No, it\’s not millions of students. The number is effectively unknown.
—“Effectively unknown” is disingenuous, as the exact numbers of most things are effectively unknown. On the other hand, “not millions of students” is flat out wrong.
Let’s do the math here to show that “millions of students” is fair to say.
Fact: there are over 20,000,000 college students.
I don’t have an exact number, of course, but let’s say 9,000,000. It is almost certainly more, since my links are a little dated.
Hmm, more than half of 9,000,000…how does this not translate into the millions?
While some of remedial work is at the ninth grade level, most is below that level, as I’ve shown, many times, in earlier posts. Even if you call it 9th grade, that still means these students are four years away from college level work…realistically, it isn’t going to happen even if the loan money lasts that long (it doesn’t), although the debts the students incur are real, and the fat salaries that administrators get for screwing these people are very real.
I’ve said it many times before, but I may as well toss in one more fact:
Fact: Over 90% of remedial students will fail to get any sort of degree within 3 years of entering community college. That statistic includes 2 year degrees.
Let’s summarize: community colleges break the law by offering coursework suitable for a small child in a typical public school (and, let’s face it, the public schools have no reputation for offering challenging coursework). Breaking the law isn’t per se bad in our currently insane American system of laws, but putting people into a system of perpetual debt, and wasting years of their lives, for basically nothing IS bad.
Community college administrators say they’re helping people pursue higher education, but they’re lying, and they know they’re lying…that’s bad too.
Above, I’ve only talked about the math courses that are taught at the sub-9th grade level. It is unarguable that these math courses are sub-9th grade, since the content of these math courses is identical to mathematical material taught in the public schools.

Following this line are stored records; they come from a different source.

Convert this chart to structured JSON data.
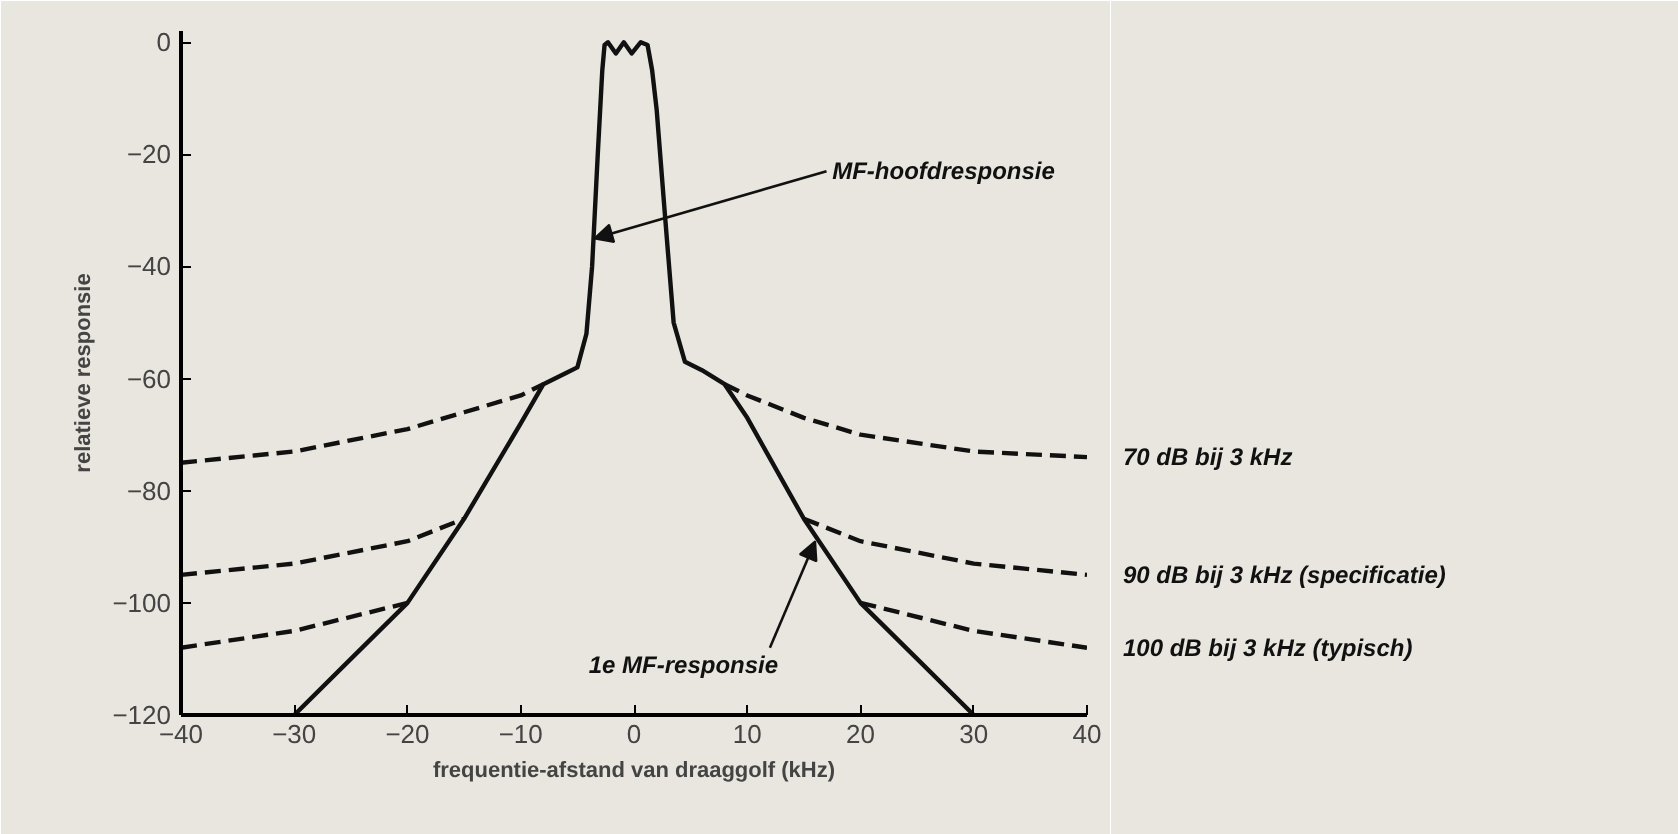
{
  "chart_data": {
    "type": "line",
    "xlabel": "frequentie-afstand van draaggolf (kHz)",
    "ylabel": "relatieve responsie",
    "xlim": [
      -40,
      40
    ],
    "ylim": [
      -120,
      2
    ],
    "xticks": [
      -40,
      -30,
      -20,
      -10,
      0,
      10,
      20,
      30,
      40
    ],
    "yticks": [
      0,
      -20,
      -40,
      -60,
      -80,
      -100,
      -120
    ],
    "grid": false,
    "marker": "none",
    "series": [
      {
        "color": "#111111",
        "line_style": "solid",
        "x": [
          -30,
          -25,
          -20,
          -15,
          -10,
          -8,
          -6,
          -5,
          -4.2,
          -3.7,
          -3.2,
          -2.8,
          -2.6,
          -2.3,
          -1.6,
          -0.9,
          -0.2,
          0.6,
          1.2,
          1.6,
          2.0,
          2.7,
          3.5,
          4.5,
          6,
          8,
          10,
          15,
          20,
          25,
          30
        ],
        "values": [
          -120,
          -110,
          -100,
          -85,
          -68,
          -61,
          -59,
          -58,
          -52,
          -40,
          -20,
          -5,
          -0.5,
          0,
          -2,
          0,
          -2,
          0,
          -0.5,
          -5,
          -12,
          -30,
          -50,
          -57,
          -58.5,
          -61,
          -67,
          -85,
          -100,
          -110,
          -120
        ]
      },
      {
        "name": "70 dB bij 3 kHz",
        "color": "#111111",
        "line_style": "dashed",
        "x": [
          -40,
          -30,
          -20,
          -15,
          -10,
          -8,
          0,
          8,
          10,
          15,
          20,
          30,
          40
        ],
        "values": [
          -75,
          -73,
          -69,
          -66,
          -63,
          -61,
          null,
          -61,
          -63,
          -67,
          -70,
          -73,
          -74
        ]
      },
      {
        "name": "90 dB bij 3 kHz (specificatie)",
        "color": "#111111",
        "line_style": "dashed",
        "x": [
          -40,
          -30,
          -20,
          -15,
          0,
          15,
          20,
          30,
          40
        ],
        "values": [
          -95,
          -93,
          -89,
          -85,
          null,
          -85,
          -89,
          -93,
          -95
        ]
      },
      {
        "name": "100 dB bij 3 kHz (typisch)",
        "color": "#111111",
        "line_style": "dashed",
        "x": [
          -40,
          -30,
          -20,
          0,
          20,
          30,
          40
        ],
        "values": [
          -108,
          -105,
          -100,
          null,
          -100,
          -105,
          -108
        ]
      }
    ],
    "annotations": [
      {
        "text": "MF-hoofdresponsie",
        "x": -3.5,
        "y": -35
      },
      {
        "text": "1e MF-responsie",
        "x": 16,
        "y": -89
      }
    ]
  }
}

What’s going on in community college is much worse than that. Community colleges offer a host of marginal courses, containing minimal work that any child can do. Heck, to call the work “minimal” is an exaggeration.

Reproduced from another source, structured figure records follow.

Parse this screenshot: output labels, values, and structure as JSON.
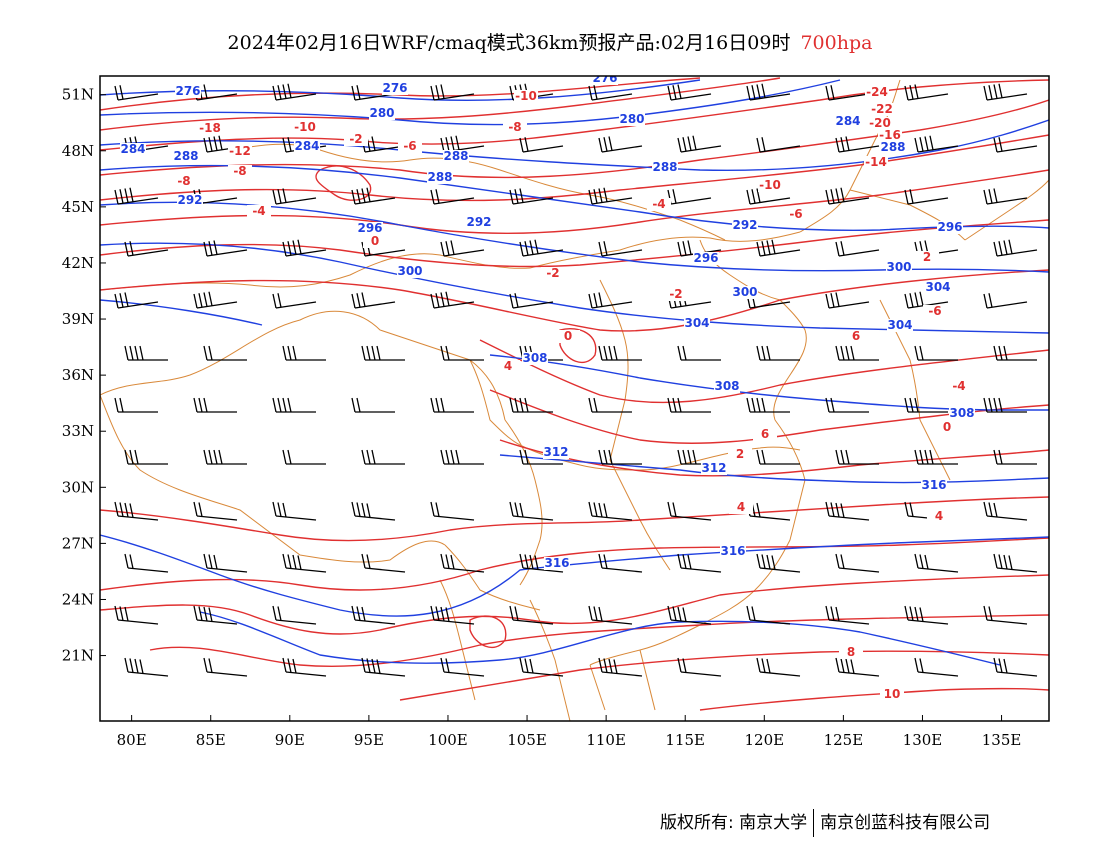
{
  "title": {
    "main": "2024年02月16日WRF/cmaq模式36km预报产品:02月16日09时",
    "level": "700hpa"
  },
  "map": {
    "lon_labels": [
      "80E",
      "85E",
      "90E",
      "95E",
      "100E",
      "105E",
      "110E",
      "115E",
      "120E",
      "125E",
      "130E",
      "135E"
    ],
    "lat_labels": [
      "51N",
      "48N",
      "45N",
      "42N",
      "39N",
      "36N",
      "33N",
      "30N",
      "27N",
      "24N",
      "21N"
    ],
    "lon_range": [
      78,
      138
    ],
    "lat_range": [
      17.5,
      52
    ],
    "height_color": "#2040e0",
    "temperature_color": "#e03030",
    "border_color": "#d9893a",
    "barb_color": "#000000",
    "height_labels": [
      "276",
      "276",
      "276",
      "280",
      "280",
      "284",
      "284",
      "284",
      "288",
      "288",
      "288",
      "288",
      "288",
      "292",
      "292",
      "292",
      "296",
      "296",
      "296",
      "300",
      "300",
      "300",
      "304",
      "304",
      "304",
      "308",
      "308",
      "308",
      "312",
      "312",
      "316",
      "316",
      "316"
    ],
    "temperature_labels": [
      "-24",
      "-22",
      "-20",
      "-18",
      "-16",
      "-14",
      "-12",
      "-10",
      "-10",
      "-10",
      "-8",
      "-8",
      "-8",
      "-6",
      "-6",
      "-6",
      "-4",
      "-4",
      "-4",
      "-2",
      "-2",
      "-2",
      "0",
      "0",
      "0",
      "2",
      "2",
      "4",
      "4",
      "4",
      "6",
      "6",
      "8",
      "10"
    ]
  },
  "copyright": {
    "left": "版权所有: 南京大学",
    "right": "南京创蓝科技有限公司"
  }
}
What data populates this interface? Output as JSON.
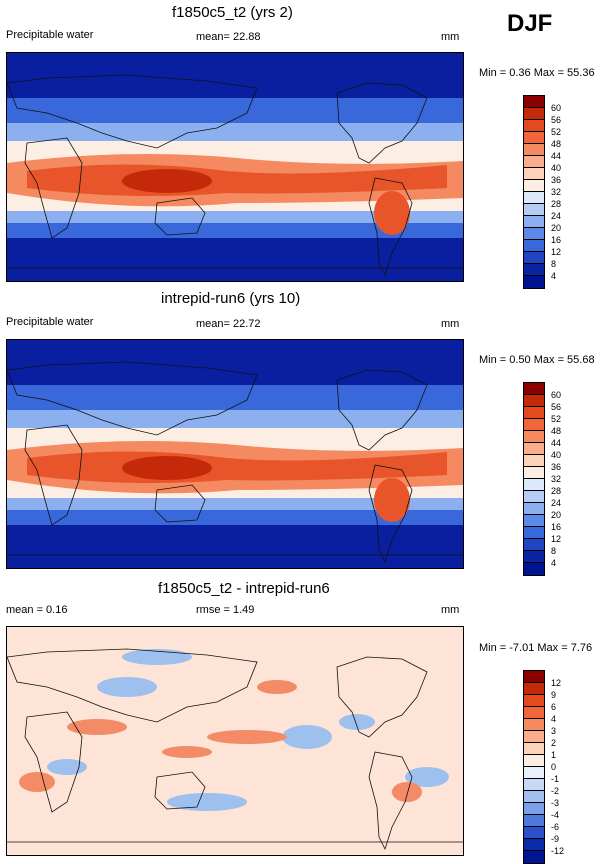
{
  "season": "DJF",
  "panels": [
    {
      "title": "f1850c5_t2 (yrs 2)",
      "variable": "Precipitable water",
      "mean_text": "mean=  22.88",
      "units": "mm",
      "minmax_text": "Min =   0.36 Max =  55.36",
      "colorbar": {
        "labels": [
          "60",
          "56",
          "52",
          "48",
          "44",
          "40",
          "36",
          "32",
          "28",
          "24",
          "20",
          "16",
          "12",
          "8",
          "4"
        ],
        "colors": [
          "#8b0000",
          "#c42a0a",
          "#e34a20",
          "#f0663a",
          "#f58a60",
          "#f9ad8a",
          "#fcd2b8",
          "#fdeee4",
          "#dde8fa",
          "#b5cdf5",
          "#8cb0ef",
          "#5d8ae6",
          "#3868d9",
          "#1f44c4",
          "#0b24a3",
          "#001490"
        ]
      }
    },
    {
      "title": "intrepid-run6 (yrs 10)",
      "variable": "Precipitable water",
      "mean_text": "mean=  22.72",
      "units": "mm",
      "minmax_text": "Min =   0.50 Max =  55.68",
      "colorbar": {
        "labels": [
          "60",
          "56",
          "52",
          "48",
          "44",
          "40",
          "36",
          "32",
          "28",
          "24",
          "20",
          "16",
          "12",
          "8",
          "4"
        ],
        "colors": [
          "#8b0000",
          "#c42a0a",
          "#e34a20",
          "#f0663a",
          "#f58a60",
          "#f9ad8a",
          "#fcd2b8",
          "#fdeee4",
          "#dde8fa",
          "#b5cdf5",
          "#8cb0ef",
          "#5d8ae6",
          "#3868d9",
          "#1f44c4",
          "#0b24a3",
          "#001490"
        ]
      }
    },
    {
      "title": "f1850c5_t2 - intrepid-run6",
      "mean_text": "mean =   0.16",
      "rmse_text": "rmse =   1.49",
      "units": "mm",
      "minmax_text": "Min =  -7.01 Max =   7.76",
      "colorbar": {
        "labels": [
          "12",
          "9",
          "6",
          "4",
          "3",
          "2",
          "1",
          "0",
          "-1",
          "-2",
          "-3",
          "-4",
          "-6",
          "-9",
          "-12"
        ],
        "colors": [
          "#8b0000",
          "#c42a0a",
          "#e34a20",
          "#f0663a",
          "#f58a60",
          "#f9ad8a",
          "#fcd2b8",
          "#fdeee4",
          "#e9f0fb",
          "#c7d9f6",
          "#a3bff0",
          "#7b9fe8",
          "#5179dc",
          "#2b52c8",
          "#0b2ba8",
          "#001490"
        ]
      }
    }
  ],
  "map_colors": {
    "deep_blue": "#0a1fa0",
    "mid_blue": "#3868d9",
    "light_blue": "#8cb0ef",
    "pale": "#fdeee4",
    "salmon": "#f58a60",
    "orange": "#e8552a",
    "red": "#c42a0a",
    "diff_bg": "#fde4d6",
    "diff_blue": "#9ec0ef",
    "diff_red": "#f28b66",
    "coast": "#111111"
  }
}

Registrar, at a policy change meeting: “Due to a glitch, a number of students in various courses were enrolled in courses accidentally. They didn’t know they were in the course, so never showed up for class or did assignments, and didn’t know what was going on until they received their report card. We need to change the policy to allow students to drop late, for this reason.”

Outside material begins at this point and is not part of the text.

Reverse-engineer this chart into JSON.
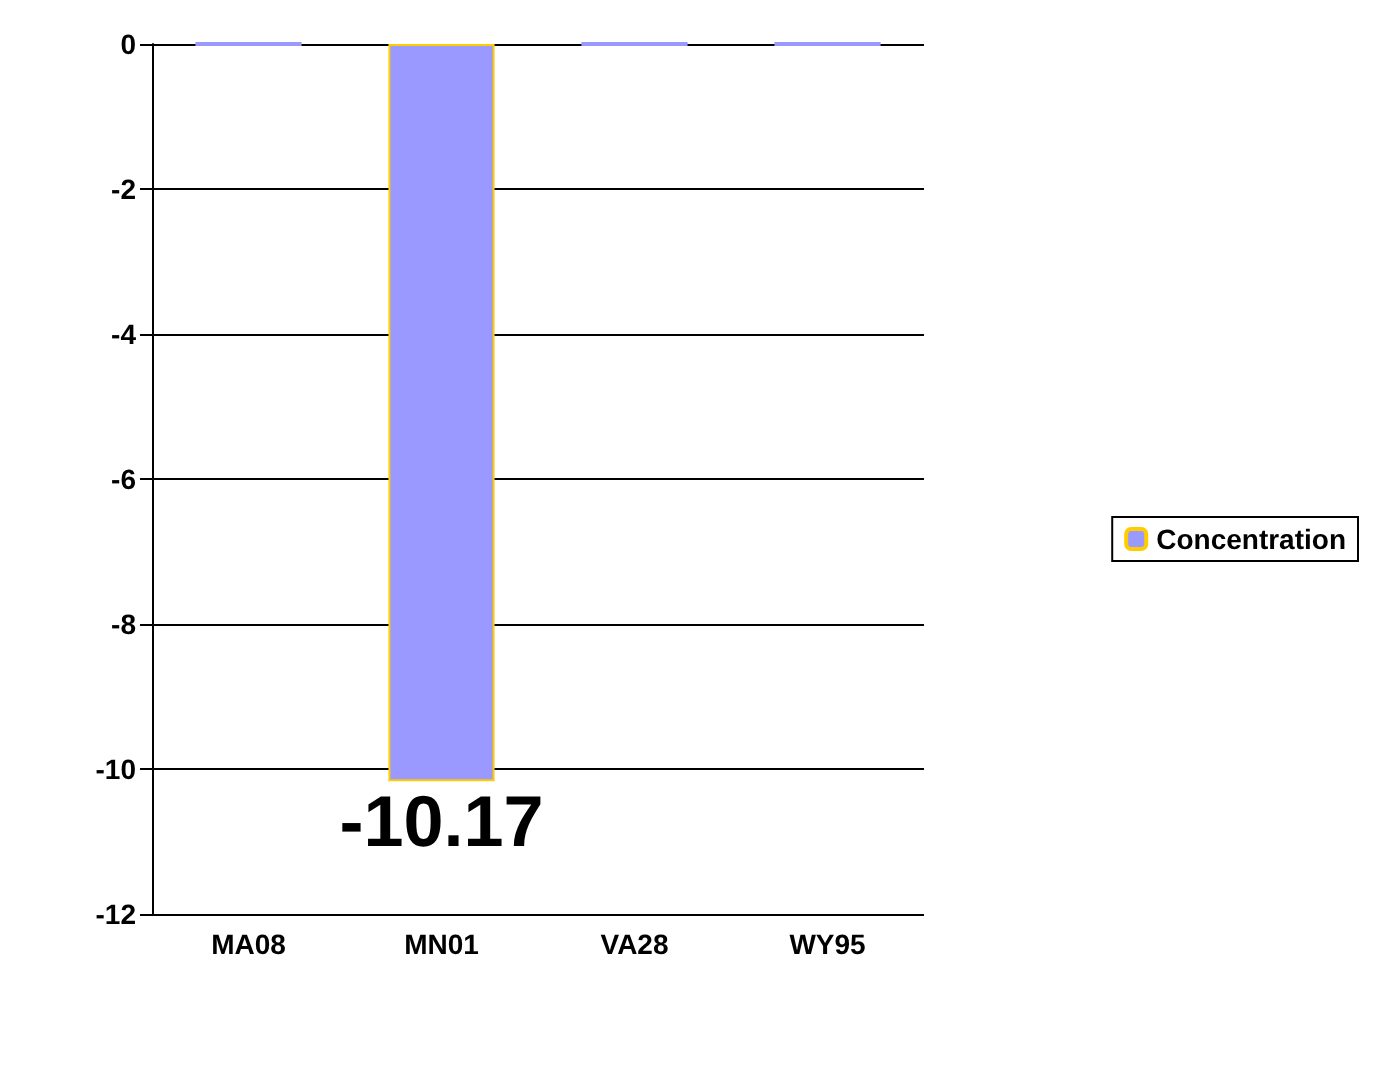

Me: “Of these students that did absolutely nothing, about how many failed?”
Registrar: “2/3rds failed. The rest got A’s, but complained because it cut into their loan disbursements.”
Me: “To be clear, 1/3 of the students that literally did absolutely nothing still got an A for their coursework?”
–I repeat this story, as it’s eyewitness testimony of clear evidence that around 1/3 of the coursework on that campus was utterly and completely bogus. Yes, I know, I could just as easily cite a book saying as much.
Because administrators punish teachers that put content in their courses, many college courses have no actual requirements, no reading, no writing, no anything. Do I really need to enroll a 6 year old in such a course, and have that child pass, to demonstrate that the course isn’t at the 9th grade level? There’s a reason why studies have found what goes on in community college is unhinged from the coursework they say they’re doing.
Study after study, book after book, report after report…even a casual look reveals massive festering fraud and corruption at community colleges, we don’t need a TV show to know community colleges are, all too often, a complete joke. A joke is one thing, but community college is also a lawbreaking fraud that’s sucking massive amounts of taxpayer dollars.
How long until people realize the scam here? People complain when crack houses stay operational for months, but there are community colleges, scoffing the law every bit as much as a crack house, that have stayed in operation for ten years or more. What will it take to get these places boarded up?